The C++ programming language has a couple of different variable types designed to manage text data. These include C strings, which are defined as arrays of characters, and the C++ string data type.
These types of variables can be used for a variety of different purposes. The most visible is printing messages to the console, but strings can also be used to read from and write to files, can be copied from one memory buffer to another, etc.
An array of C++ functions exist for C++ string manipulation. These include functions like printf and scanf.
The definitions of these functions include a requirement for a format string. This format string can either be a self-contained string to be printed, copied and so on, or it can draw from other variables to build the final string. A failure to use this format string properly creates vulnerabilities in a C++ application.
What are format specifiers?
A C++ format string can be a simple collection of characters. However, this is not a requirement. C++ also permits the use of format specifiers to enable functions like printf to take additional arguments and use them to build the final string.
Some of the more commonly used format specifiers include %d and %i (printing integers), %f (printing floating point numbers) and %s (printing a C string).
However, a number of other format string specifiers exist as well. Some of the more useful ones include:
%h: Printing the contents of the indicated memory address in hexadecimal
%p: Printing memory as a pointer
%n: Writing the number of values printed so far to the indicated memory address
Used properly, format strings and format specifiers enable a developer to perform a number of useful operations in an efficient and compact manner. However, these same format specifiers can also be abused as part of an attack.
How the printf function works
Understanding the risk posed by format strings and format string specifiers requires an awareness of how the printf function and similar functions are defined, and how the stack works within an application.
When looking at the function definitions for the C++ printf function, you’ll notice that the definition includes a single argument (format) followed by an ellipse. This ellipse indicates that the printf function can take a variable number of arguments. At a minimum, it requires the format argument. An example of this would be something like the statement printf(“Hello World!”); . In this case, the string Hello World! is the format string used by printf.
However, printf’s format string can also include format specifiers. For example, an application may want to greet a particular user. One option is to use string concatenation followed by a printf statement:
string greeting = “Hello “;
greeting += input;
greeting += “!\n”;
While this is effective, it is inefficient. A format string specifier can be used to achieve the same goal much more cleanly. The following statement achieve the same goal of printing a greeting for the user:
In this example, when printf is called, it receives two arguments. In addition to the format string, the C string input is pushed onto the stack. The printf function pops both arguments off of the stack, replaces the %s format specifier with the corresponding variable and prints the result for the user.
The variable number of arguments in printf is extremely useful. The added flexibility that it provides removes the need for clunky statements like the first example. However, printf’s structure also creates the potential for exploitation if the function is not used correctly.

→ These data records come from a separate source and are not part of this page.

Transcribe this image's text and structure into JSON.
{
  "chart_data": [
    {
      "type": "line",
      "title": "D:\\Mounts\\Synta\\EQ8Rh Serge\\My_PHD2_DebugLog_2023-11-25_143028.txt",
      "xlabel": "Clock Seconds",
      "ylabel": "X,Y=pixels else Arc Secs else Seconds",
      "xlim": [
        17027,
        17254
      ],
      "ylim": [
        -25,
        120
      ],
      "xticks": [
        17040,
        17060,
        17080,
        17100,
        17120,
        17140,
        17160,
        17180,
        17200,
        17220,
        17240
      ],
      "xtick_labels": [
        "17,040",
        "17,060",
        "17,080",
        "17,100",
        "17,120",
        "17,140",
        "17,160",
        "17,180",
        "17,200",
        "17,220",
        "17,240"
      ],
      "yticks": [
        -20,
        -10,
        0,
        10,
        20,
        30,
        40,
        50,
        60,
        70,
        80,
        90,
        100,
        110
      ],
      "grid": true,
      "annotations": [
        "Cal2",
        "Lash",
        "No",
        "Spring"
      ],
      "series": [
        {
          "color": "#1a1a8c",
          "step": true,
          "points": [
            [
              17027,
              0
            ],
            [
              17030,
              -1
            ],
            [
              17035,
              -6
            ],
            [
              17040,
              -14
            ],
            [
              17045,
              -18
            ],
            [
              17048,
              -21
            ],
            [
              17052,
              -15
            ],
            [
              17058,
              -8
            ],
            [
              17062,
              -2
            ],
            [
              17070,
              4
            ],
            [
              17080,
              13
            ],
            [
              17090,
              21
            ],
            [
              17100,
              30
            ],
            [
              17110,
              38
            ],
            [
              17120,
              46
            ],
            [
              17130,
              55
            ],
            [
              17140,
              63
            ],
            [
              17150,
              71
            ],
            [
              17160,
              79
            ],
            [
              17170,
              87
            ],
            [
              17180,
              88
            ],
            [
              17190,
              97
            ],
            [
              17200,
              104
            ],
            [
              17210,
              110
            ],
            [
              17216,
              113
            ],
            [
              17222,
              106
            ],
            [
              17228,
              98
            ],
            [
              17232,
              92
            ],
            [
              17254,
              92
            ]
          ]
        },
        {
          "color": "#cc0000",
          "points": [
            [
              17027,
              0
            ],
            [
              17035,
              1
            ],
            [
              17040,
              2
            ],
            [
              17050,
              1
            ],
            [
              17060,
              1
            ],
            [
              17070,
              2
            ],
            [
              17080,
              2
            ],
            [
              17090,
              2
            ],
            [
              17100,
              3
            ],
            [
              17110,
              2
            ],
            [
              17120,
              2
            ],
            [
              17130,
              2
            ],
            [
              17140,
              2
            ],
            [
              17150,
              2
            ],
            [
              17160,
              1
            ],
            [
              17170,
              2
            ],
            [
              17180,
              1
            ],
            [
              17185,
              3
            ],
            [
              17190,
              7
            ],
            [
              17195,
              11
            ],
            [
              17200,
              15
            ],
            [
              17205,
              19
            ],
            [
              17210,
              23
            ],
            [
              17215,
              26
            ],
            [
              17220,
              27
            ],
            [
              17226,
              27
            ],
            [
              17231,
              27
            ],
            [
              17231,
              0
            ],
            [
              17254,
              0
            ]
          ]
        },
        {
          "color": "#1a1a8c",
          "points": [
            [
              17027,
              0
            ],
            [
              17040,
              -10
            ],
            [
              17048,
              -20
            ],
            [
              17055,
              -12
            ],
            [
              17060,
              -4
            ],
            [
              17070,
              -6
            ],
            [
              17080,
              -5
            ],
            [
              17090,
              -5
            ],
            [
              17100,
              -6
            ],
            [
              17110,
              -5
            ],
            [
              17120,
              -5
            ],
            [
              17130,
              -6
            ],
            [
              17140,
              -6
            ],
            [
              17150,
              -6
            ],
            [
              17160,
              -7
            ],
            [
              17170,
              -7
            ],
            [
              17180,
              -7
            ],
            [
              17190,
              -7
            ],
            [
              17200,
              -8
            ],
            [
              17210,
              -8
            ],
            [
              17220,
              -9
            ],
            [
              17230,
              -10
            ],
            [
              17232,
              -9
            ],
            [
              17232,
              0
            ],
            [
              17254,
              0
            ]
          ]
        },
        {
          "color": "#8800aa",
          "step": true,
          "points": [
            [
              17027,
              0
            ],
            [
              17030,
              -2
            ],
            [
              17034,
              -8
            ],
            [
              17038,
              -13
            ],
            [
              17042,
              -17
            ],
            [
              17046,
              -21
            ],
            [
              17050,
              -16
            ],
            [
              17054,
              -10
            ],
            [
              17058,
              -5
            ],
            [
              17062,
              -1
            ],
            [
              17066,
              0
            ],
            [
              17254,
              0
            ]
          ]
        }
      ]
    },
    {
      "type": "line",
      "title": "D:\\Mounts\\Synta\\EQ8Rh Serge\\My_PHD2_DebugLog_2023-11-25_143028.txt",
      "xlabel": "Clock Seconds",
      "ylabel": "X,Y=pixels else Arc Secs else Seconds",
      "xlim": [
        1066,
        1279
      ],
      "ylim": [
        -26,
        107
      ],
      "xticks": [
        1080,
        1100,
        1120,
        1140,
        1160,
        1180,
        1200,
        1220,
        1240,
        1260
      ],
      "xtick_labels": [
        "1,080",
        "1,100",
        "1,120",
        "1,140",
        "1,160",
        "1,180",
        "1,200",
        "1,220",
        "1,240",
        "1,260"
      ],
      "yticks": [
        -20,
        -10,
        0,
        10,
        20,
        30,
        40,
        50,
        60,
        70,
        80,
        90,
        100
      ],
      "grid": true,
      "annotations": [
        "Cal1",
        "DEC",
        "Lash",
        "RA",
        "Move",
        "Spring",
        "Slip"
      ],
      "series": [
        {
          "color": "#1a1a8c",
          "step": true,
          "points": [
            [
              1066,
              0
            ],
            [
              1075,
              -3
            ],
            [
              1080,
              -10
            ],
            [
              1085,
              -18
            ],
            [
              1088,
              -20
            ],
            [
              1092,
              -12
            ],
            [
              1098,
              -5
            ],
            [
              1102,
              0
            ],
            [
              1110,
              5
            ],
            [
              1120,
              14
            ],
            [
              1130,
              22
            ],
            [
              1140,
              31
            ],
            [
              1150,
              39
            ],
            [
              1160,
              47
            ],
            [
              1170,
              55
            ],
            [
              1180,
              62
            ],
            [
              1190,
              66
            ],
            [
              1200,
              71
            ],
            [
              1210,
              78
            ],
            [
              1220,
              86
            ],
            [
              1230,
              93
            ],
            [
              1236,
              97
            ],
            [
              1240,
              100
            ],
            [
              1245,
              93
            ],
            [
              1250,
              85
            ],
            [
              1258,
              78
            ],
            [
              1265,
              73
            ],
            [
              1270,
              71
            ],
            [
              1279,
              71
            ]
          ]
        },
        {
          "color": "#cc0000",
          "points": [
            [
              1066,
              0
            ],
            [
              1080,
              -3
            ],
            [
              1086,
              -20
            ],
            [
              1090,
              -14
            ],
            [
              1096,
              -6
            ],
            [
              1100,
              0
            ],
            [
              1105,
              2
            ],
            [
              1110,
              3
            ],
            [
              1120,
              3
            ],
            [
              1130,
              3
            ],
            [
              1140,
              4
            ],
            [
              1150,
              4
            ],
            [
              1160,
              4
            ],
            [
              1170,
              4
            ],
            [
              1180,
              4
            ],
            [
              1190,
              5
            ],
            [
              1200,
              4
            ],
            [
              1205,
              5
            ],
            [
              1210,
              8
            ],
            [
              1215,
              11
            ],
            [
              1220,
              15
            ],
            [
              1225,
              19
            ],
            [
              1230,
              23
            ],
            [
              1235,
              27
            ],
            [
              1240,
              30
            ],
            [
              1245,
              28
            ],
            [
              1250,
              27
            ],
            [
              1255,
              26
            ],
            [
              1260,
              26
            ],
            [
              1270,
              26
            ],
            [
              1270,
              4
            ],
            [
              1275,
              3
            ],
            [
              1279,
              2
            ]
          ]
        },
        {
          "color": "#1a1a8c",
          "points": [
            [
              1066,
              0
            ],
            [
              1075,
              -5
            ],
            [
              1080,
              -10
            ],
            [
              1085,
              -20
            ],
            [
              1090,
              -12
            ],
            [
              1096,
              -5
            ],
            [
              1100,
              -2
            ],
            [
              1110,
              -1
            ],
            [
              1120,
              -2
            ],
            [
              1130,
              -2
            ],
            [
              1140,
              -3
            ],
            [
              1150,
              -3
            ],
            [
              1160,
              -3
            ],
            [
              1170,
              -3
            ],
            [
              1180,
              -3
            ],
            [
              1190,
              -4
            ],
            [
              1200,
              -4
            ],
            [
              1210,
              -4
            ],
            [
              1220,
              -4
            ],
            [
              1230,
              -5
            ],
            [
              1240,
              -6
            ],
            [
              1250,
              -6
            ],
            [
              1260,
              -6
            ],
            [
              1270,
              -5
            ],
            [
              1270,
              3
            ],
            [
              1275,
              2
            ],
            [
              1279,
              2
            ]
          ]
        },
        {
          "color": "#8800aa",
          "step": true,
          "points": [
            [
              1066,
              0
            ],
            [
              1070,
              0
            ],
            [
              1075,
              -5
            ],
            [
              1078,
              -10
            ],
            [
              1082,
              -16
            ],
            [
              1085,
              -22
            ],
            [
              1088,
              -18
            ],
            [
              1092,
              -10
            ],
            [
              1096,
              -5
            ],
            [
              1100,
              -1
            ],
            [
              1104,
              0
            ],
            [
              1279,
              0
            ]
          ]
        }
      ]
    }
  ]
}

Misuse of format strings creates vulnerabilities
The definition of printf assumes that a developer will always use a defined format string with additional arguments to handle any untrusted user input. However, this is not always the case.
A developer wishing to echo a user’s input back to the command line may choose to use a simple statement like printf(input”); . Since the user input is likely a C string (or can be converted to one easily), this won’t throw any errors.
However, this design gives the user control over how the printf function works and enables them to use format string specifiers. The image below shows an example of what happens if a malicious user enters an input of %x%x%x%x.
As shown in the image above, two interpretations exist for the purpose of the variables on the stack.
On the left is the calling function’s view of the stack (the true one). Since the developer’s program is not aware that the user entered a string including format string specifiers, the only variable that it pushes to the stack before the call to printf is the user-provided format string. It expects printf to only request one argument.
The other interpretation of the stack is on the right. This is printf’s interpretation of the stack. When it pops and reads its format string, it sees four format specifiers (each %x). It then goes to the stack and pops the variables that it needs to fill these specifiers and prints the resulting string.
The end result of this attack is printing values off of the stack, which may reveal sensitive data stored there. However, this is not the only way that format strings can be exploited. The use of %n allows a user to write to an address that they specify, potentially rewriting crucial values or crashing the program.
Secure string operations with C++
Functions like printf are designed to take a format string and a variable number of arguments that are based on the contents of the format string. C++ developers should always specify their own format string, especially if processing untrusted input. A failure to do so allows a user to define their own, malicious format string.